There’s obviously a lot wrong with the gig economy. But when we talk about it, we often forget that a disproportionately large number of the estimated 3.8 million people trapped in some form of insecure work are from ethnic minorities.
In fact, BME workers are almost twice as likely to be on zero-hours contracts than white workers – and more than twice as likely to be stuck on agency contracts.
BME women and young people are also more likely to be working in poor conditions in low-paid jobs.
That’s why it’s so important for the trade union movement to put BME voices at the forefront of our campaigns against insecure work.
Because whether we’re talking about NHS nurses, care workers or even retail staff, BME workers are far more likely than white workers to be trapped in zero-hours, agency or temp work.
Unite Hotel workers, the Baker’s Union, McStrikers, Unison Care Workers and RMT Fair Pay for Vinci cleaners are all good example of how this can be done well.
Often campaigns use power over people.
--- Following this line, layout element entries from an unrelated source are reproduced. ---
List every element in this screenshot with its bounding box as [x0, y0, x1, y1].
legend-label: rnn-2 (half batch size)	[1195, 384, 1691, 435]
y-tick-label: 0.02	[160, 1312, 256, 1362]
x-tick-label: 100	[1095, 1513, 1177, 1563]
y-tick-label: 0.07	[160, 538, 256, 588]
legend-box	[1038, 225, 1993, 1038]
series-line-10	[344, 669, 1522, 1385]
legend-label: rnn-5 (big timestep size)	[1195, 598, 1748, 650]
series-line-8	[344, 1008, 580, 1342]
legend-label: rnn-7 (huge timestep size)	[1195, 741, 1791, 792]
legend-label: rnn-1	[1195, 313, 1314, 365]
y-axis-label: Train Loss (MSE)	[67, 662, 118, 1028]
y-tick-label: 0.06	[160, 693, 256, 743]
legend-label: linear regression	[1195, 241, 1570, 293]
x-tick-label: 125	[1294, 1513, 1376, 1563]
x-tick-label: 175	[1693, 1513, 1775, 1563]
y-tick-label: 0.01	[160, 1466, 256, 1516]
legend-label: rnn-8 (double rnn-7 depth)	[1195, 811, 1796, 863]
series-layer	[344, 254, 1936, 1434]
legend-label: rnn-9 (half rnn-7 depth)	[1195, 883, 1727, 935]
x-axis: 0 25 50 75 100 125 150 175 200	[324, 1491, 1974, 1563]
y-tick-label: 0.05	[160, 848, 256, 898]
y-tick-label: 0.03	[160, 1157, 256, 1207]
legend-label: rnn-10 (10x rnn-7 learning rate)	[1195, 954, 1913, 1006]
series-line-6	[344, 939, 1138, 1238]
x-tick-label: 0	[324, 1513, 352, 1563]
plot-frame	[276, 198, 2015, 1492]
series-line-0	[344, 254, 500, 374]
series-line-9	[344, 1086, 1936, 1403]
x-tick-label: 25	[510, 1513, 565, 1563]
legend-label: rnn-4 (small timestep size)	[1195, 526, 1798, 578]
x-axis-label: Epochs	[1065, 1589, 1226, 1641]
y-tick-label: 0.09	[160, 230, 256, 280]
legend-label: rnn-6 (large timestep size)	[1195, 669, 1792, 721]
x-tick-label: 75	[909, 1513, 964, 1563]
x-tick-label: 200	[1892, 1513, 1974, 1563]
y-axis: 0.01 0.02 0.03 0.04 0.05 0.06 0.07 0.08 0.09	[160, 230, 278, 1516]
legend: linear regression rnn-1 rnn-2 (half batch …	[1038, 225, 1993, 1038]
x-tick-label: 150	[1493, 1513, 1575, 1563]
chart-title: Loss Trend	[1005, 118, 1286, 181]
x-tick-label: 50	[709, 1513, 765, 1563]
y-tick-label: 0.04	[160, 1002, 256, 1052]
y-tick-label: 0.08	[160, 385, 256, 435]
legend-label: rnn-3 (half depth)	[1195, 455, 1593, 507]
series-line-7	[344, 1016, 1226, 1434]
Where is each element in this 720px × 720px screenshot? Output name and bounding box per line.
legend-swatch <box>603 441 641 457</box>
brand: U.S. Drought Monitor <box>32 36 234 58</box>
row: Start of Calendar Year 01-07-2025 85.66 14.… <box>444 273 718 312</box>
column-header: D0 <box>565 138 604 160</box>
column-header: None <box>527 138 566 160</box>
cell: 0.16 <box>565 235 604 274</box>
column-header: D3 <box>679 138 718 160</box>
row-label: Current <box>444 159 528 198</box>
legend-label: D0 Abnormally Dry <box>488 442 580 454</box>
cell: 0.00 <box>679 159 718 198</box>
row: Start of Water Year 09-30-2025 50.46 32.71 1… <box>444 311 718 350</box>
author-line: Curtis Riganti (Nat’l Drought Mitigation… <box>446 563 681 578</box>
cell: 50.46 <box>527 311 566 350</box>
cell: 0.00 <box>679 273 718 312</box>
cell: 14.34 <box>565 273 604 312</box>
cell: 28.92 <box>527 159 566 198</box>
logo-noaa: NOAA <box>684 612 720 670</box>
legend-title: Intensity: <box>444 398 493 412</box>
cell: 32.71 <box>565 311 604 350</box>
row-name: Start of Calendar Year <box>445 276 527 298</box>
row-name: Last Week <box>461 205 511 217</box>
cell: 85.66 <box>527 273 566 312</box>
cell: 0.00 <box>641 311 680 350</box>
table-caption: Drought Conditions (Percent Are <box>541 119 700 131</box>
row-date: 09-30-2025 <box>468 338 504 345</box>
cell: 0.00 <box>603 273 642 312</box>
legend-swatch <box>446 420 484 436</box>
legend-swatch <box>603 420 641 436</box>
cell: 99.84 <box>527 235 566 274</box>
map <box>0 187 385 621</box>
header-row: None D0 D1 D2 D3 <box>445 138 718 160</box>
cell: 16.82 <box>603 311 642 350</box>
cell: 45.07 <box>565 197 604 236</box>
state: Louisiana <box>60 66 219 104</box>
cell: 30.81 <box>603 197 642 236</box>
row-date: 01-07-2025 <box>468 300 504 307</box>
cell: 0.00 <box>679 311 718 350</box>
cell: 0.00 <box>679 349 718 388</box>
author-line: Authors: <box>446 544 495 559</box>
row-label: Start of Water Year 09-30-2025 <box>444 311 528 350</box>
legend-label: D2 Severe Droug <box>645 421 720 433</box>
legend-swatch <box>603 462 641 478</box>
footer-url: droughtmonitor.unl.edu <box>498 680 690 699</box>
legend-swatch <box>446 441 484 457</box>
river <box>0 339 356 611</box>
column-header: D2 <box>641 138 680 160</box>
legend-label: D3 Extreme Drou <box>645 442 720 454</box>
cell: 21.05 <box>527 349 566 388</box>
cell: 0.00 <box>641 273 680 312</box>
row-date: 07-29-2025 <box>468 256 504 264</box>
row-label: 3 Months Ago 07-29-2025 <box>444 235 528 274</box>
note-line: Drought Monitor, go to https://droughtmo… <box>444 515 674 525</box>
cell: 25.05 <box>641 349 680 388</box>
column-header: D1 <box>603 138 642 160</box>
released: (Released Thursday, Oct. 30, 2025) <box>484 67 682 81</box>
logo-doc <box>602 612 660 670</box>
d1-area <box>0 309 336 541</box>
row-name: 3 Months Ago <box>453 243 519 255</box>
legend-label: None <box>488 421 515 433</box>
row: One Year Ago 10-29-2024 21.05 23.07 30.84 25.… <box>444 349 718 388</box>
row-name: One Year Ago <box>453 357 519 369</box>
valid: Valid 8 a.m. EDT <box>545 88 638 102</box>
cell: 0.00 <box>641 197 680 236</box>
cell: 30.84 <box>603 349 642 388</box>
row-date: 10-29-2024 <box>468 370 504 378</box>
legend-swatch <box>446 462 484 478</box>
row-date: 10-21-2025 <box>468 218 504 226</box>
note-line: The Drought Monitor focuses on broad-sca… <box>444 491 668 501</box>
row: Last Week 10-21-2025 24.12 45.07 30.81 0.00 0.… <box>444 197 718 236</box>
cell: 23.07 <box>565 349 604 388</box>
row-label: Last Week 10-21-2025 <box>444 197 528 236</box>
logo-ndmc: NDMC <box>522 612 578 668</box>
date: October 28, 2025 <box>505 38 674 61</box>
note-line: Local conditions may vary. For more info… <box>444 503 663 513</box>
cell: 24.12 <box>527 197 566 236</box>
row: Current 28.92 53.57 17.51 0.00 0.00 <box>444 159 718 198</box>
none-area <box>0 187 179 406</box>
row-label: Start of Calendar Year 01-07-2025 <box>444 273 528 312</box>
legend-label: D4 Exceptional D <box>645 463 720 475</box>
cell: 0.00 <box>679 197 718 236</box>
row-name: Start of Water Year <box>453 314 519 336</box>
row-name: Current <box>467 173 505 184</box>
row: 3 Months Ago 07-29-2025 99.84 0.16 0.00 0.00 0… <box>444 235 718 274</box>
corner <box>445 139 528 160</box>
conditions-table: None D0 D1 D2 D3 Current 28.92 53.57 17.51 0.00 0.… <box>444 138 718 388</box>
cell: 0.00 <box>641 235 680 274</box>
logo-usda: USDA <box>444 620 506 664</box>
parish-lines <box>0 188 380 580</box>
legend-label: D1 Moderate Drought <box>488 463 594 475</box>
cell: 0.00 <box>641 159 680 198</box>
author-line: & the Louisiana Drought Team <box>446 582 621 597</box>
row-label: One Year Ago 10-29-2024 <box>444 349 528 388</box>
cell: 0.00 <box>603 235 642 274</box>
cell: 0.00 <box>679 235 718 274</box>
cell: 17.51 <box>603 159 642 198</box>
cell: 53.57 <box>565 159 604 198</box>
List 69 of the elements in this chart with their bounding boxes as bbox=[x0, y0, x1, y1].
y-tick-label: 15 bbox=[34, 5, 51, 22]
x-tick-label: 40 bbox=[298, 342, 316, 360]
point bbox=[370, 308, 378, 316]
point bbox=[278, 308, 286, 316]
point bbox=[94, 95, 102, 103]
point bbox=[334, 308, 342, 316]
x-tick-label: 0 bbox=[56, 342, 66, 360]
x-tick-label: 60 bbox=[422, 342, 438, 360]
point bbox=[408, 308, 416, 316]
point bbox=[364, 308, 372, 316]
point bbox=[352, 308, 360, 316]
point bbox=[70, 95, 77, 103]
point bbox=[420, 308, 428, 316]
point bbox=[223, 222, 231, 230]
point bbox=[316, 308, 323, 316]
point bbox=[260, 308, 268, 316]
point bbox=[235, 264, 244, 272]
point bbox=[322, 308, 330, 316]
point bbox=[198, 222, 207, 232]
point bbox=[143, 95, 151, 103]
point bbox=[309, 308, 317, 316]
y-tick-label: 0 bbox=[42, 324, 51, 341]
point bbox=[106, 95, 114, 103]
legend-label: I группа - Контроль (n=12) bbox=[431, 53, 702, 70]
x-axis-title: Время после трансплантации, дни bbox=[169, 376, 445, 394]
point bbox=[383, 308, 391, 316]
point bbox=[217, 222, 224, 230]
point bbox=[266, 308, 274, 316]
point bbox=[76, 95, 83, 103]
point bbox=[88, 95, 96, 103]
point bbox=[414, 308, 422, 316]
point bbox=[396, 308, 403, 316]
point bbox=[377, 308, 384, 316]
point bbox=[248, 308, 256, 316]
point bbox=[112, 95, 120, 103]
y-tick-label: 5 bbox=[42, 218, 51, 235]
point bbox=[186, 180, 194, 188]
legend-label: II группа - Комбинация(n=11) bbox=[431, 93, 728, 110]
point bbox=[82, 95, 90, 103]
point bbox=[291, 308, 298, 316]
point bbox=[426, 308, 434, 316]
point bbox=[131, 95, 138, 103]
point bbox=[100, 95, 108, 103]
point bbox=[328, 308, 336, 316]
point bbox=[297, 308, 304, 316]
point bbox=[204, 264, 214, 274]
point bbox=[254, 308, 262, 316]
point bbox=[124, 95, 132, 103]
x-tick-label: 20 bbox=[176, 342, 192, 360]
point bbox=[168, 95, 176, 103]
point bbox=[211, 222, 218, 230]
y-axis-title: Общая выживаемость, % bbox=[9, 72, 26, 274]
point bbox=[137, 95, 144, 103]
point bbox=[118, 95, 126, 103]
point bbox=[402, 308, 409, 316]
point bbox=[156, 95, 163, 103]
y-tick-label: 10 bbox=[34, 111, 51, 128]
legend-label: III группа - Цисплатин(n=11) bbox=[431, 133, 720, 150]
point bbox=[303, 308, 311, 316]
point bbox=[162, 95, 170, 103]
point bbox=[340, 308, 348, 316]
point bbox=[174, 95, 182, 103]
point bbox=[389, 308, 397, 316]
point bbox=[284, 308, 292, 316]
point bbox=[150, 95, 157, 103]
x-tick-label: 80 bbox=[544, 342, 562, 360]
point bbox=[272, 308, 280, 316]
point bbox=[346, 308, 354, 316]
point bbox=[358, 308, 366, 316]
They focus on the issue and divert power away from workers hands.
But what they need to focus on is giving power to the people.
Because change comes from listening and letting the most marginalised in our communities and workplaces speak up, with the support of others.
And what better way to bring unheard voices to the fore and fight for equality for all than to join a union?
Unions also shouldn’t shy away from pointing out that the UK labour market itself is structurally racist.
This is about more than just zero-hours contracts or insecure work.
Underemployment is also a huge issue for the BME community – and the more qualified BME people are the more the gap widens.
The undercutting of labour has led to migrant workers bearing the brunt of this structural racism.
These workers are not only treated unfairly in work, but demonised and scapegoated by our society just for trying to make a living.
It’s also troubling that hardly any large institution in the UK views the gig economy through a gendered and racial lens.
National debates are all well and good, but the fact that the gender pay gap has widened again this year already tells us all we need to know.
It’s become fashionable for employers to brag about their equality credentials, but the fact is that are still too many white men in positions of power.
So when it comes to campaigning for fairer workplaces, the trade union movement must be bigger than a singular frame.
We want more BME people from working class backgrounds in higher positions of power in their union so racial inequalities are on the bargaining agenda.
We want more BME voices telling their stories about having to juggle paying the bills or getting the sack when their unions challenged bosses about poor working conditions.
And we need to hold the government to account for letting big corporations get away with treating BME workers so badly in the first place.